The NFL Is Ready To Coach The U.S. On How To Handle COVID-19

Although the first COVID-19 vaccine was made available to U.S. citizens in December 2020, there have proven to be some challenges with getting all Americans vaccinated. Currently, nearly 65% of Americans are fully vaccinated, and about 12% are partially vaccinated, according to Our World in Data. However, the National Football League (NFL) has successfully gotten its players and staff to take the COVID-19 vaccine. According to CNN Health, the NFL has successfully vaccinated more than 90% of its players and staff since the start of the 2021 football season.

The swift spread of the Omicron variant and its high transmissibility prompted the league to create new strategies for addressing how the organization would try to mitigate risks for the organization and its players. Ultimately the league believes they have learned a lot and credits much of their success to implementing stricter protocols that went far beyond the basic requirements of mask-wearing and social distancing. So, what exactly were these protocols?

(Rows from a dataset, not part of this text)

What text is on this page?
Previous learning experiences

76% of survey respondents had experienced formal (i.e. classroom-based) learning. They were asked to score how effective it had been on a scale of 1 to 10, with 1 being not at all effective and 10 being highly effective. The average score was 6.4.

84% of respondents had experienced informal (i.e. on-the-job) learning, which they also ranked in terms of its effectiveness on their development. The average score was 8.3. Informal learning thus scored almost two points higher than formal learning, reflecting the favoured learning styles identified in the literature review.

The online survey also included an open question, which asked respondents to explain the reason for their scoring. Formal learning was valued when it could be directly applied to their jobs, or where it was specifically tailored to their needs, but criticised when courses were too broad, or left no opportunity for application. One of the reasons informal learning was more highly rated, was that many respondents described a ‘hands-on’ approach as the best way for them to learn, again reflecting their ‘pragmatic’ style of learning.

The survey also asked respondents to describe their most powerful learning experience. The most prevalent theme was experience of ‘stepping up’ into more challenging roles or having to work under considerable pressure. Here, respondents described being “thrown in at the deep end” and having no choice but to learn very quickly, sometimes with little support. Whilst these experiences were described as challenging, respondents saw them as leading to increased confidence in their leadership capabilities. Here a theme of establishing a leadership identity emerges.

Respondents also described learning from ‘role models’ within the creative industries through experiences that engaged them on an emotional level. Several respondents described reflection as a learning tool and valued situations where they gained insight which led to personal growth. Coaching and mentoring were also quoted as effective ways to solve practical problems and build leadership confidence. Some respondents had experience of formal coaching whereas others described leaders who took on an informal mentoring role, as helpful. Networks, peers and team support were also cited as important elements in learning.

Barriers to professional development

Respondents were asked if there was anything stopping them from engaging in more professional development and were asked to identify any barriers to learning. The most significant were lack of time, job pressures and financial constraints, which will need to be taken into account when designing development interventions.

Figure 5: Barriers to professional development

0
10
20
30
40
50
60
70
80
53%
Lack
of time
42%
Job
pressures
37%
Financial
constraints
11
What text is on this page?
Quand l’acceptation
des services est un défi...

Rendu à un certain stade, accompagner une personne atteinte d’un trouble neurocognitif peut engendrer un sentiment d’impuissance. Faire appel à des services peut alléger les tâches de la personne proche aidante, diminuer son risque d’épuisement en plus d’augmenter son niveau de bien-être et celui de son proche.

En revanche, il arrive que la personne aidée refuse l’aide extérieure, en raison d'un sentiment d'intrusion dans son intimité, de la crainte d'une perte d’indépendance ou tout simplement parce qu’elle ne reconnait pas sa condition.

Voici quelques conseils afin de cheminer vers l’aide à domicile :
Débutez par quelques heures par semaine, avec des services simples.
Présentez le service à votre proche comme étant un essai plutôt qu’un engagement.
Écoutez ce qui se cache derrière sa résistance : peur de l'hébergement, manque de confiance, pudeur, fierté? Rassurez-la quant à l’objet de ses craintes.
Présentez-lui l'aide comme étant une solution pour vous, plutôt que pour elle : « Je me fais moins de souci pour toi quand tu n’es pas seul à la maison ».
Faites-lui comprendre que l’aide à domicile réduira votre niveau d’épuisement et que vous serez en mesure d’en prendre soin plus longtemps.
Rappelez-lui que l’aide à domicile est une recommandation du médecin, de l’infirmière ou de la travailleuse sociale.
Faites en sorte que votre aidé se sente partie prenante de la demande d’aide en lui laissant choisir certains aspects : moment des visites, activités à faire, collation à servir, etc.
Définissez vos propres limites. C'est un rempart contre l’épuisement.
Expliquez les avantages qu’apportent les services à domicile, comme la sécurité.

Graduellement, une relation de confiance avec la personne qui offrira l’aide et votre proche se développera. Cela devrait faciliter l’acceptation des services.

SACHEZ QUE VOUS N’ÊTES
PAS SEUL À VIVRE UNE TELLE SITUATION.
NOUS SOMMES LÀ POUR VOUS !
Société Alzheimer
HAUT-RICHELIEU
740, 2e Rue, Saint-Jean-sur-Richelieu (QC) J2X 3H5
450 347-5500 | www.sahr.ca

COVID-19 symptom reporting made the difference

One of the most effective things the NFL focused on was establishing a better system for symptom reporting. Dr. Allen Sills, NFL Chief Medical Officer, told CNN Health, "What we really had to do with Omicron is get more targeted." The NFL also required mandatory booster shots for staff, but not players. While prior protocols focused on periodic COVID-19 tests for vaccinated players, and daily tests for unvaccinated players, new protocols focused on testing anyone with symptoms. 

According to the Centers for Disease Control (CDC), there are a wide range of mild to severe symptoms that can appear anywhere from two to 14 days after exposure to the coronavirus. Thus, the NFL knew symptoms could provide valuable clues and a strong line of defense. Dr. Sills explained to CNN Health, "When we switch to the symptom-based testing, people right away recognize, 'OK, I have one of the symptoms I've heard about. I need to go ahead and get tested.' So, I think it allowed us to quickly identify cases, which is what we wanted to do." 

On top of decreasing the spread of the virus, the new protocols were designed to offer COVID-19 vaccine education to staff and players rather than implement disciplinary actions for the unvaccinated.